Banner Year for Female Candidates Doesn’t Extend to Republican Women
Not only did new groups focused on reclaiming Congress for the midterms, such as Swing Left and Indivisible, spring up after 2016, women running for office could rely on a powerful network of established organizations, like Emily’s List and Emerge America, dedicated to recruiting, training and funding Democratic candidates. Republicans have no comparably longstanding and well-endowed groups.
“On the left, groups have recognized that women often have more hurdles to overcome on the road to political office,” Kristen Soltis Anderson, a Republican pollster, said. “Democrats have, for decades, built infrastructure to support women candidates in overcoming those hurdles. Republicans have let the chips fall where they may.”
The firepower is lopsided. Emily’s List, which endorses and finances Democratic women who support abortion rights, said it raised $110 million this election cycle and has raised more than $600 million since it was founded in 1985. Value in Electing Women, one of the analogues for Republican women, has raised $4.5 million since it was founded in 1997, according to its website.
Value in Electing Women and other organizations dedicated to recruiting, training, or funding Republican women to run for office, such as Maggie’s List, did not respond to repeated requests for comment. Representative Elise Stefanik, Republican of New York, who led the National Republican Congressional Committee’s efforts to recruit women for the House, declined a request for an interview.
Whitney Smith, who ran for state and county office as a Republican in Ohio and owns a consulting firm that specializes in female candidates, said she has worked on more than 300 campaigns. “I never, as a candidate or consultant, encountered a pipeline from the Republican Party to recruit women,” she said.
Ms.

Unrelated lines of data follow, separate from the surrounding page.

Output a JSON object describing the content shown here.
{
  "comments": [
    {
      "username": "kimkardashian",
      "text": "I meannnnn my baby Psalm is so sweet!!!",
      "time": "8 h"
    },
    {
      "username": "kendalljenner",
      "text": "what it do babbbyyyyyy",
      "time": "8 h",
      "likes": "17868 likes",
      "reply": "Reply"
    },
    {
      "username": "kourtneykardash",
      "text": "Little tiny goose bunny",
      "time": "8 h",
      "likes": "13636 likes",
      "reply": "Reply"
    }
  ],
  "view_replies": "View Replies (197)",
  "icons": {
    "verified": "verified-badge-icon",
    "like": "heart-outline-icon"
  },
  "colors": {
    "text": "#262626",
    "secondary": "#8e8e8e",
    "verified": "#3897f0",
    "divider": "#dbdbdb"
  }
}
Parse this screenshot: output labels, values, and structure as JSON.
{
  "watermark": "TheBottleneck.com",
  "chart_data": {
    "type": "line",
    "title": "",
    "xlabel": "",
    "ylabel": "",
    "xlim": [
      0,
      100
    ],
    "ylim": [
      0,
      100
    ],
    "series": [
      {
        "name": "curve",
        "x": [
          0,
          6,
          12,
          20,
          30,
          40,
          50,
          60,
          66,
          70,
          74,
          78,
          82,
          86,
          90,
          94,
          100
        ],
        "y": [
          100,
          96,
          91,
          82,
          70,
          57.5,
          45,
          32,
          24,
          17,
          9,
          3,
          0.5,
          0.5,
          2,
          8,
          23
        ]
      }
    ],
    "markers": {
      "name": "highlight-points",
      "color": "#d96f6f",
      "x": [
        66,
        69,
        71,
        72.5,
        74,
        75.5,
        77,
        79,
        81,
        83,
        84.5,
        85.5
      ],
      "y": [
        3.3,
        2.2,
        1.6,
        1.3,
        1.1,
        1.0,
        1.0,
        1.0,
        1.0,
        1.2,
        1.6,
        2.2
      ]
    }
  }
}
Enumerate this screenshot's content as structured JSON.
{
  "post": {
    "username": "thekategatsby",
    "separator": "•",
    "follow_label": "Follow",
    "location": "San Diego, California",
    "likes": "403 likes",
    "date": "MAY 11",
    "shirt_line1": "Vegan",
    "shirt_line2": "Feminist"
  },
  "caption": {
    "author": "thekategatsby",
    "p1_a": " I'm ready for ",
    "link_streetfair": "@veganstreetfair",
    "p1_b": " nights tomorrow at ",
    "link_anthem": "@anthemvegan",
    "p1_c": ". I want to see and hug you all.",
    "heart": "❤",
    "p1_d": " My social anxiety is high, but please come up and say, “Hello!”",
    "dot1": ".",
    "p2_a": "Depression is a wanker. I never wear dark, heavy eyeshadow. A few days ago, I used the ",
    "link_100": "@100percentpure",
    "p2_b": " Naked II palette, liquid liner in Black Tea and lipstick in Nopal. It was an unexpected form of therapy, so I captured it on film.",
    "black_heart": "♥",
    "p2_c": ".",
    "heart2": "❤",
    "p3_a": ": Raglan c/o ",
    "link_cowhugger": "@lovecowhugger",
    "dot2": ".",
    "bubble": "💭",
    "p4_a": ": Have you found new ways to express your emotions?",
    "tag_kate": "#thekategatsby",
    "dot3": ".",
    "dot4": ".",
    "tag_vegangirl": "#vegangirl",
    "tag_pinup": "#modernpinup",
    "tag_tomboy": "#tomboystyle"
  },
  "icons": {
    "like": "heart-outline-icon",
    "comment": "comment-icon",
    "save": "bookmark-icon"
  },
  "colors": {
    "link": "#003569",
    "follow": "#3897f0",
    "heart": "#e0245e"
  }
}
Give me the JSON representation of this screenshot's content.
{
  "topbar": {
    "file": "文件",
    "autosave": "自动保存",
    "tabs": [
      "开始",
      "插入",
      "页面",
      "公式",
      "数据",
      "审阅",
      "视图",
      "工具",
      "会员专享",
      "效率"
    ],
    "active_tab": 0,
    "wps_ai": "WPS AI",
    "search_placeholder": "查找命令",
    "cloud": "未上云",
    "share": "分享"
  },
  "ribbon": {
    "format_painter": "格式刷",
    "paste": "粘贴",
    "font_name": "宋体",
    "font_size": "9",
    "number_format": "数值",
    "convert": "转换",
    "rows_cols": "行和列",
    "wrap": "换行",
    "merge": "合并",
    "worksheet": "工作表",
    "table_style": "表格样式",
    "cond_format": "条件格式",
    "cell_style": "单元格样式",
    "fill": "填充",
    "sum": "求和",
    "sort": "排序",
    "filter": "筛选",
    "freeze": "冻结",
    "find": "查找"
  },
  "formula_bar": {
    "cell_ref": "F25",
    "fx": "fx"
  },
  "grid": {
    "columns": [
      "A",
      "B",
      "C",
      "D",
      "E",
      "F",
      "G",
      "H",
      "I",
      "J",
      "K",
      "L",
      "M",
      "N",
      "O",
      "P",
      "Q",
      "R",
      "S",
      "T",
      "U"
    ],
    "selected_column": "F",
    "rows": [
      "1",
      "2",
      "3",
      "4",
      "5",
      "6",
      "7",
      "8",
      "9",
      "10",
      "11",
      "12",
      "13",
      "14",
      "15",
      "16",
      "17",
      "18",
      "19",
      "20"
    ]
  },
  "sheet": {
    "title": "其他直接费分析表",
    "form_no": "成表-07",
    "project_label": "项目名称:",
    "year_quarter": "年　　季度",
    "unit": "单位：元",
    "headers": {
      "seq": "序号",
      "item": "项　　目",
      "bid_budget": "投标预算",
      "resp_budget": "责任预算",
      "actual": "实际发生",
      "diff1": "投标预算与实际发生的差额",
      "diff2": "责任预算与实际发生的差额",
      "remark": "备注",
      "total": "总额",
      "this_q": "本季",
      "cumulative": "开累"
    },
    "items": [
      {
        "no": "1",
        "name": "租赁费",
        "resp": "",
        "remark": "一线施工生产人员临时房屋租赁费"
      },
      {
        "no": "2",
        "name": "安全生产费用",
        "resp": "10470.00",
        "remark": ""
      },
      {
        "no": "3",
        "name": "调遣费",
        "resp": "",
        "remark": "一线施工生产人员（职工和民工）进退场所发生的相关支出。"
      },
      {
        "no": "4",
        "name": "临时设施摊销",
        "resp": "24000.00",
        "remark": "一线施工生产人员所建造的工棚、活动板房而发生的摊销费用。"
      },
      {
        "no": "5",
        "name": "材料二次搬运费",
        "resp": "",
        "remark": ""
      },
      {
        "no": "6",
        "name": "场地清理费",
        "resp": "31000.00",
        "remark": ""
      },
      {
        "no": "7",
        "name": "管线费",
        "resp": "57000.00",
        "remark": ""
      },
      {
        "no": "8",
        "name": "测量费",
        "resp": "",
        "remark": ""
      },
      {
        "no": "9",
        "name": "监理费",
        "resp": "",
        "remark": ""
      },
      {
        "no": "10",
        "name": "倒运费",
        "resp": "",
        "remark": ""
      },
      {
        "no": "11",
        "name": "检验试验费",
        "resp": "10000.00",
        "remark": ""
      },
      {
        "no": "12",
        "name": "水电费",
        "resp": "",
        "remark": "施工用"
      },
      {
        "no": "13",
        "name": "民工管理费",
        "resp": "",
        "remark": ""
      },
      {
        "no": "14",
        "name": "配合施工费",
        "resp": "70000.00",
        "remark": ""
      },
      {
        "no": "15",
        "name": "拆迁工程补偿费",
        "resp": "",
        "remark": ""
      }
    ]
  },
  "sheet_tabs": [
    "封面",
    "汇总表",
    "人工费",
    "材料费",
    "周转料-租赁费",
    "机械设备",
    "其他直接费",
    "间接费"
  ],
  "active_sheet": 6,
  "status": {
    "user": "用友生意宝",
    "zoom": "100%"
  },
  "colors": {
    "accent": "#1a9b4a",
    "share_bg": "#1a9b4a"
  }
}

Ayotte and Ms. Anderson agree that Republicans need to match Democratic success in cultivating both major donors and grass-roots small donors. That is one reason Winning for Women is determined to build donor networks and has already signed up about 270,000 members in this cycle, said its executive director, Rebecca Schuller. Ms. Ayotte also wants to recruit women from a wider variety of backgrounds, including business, medicine and academics.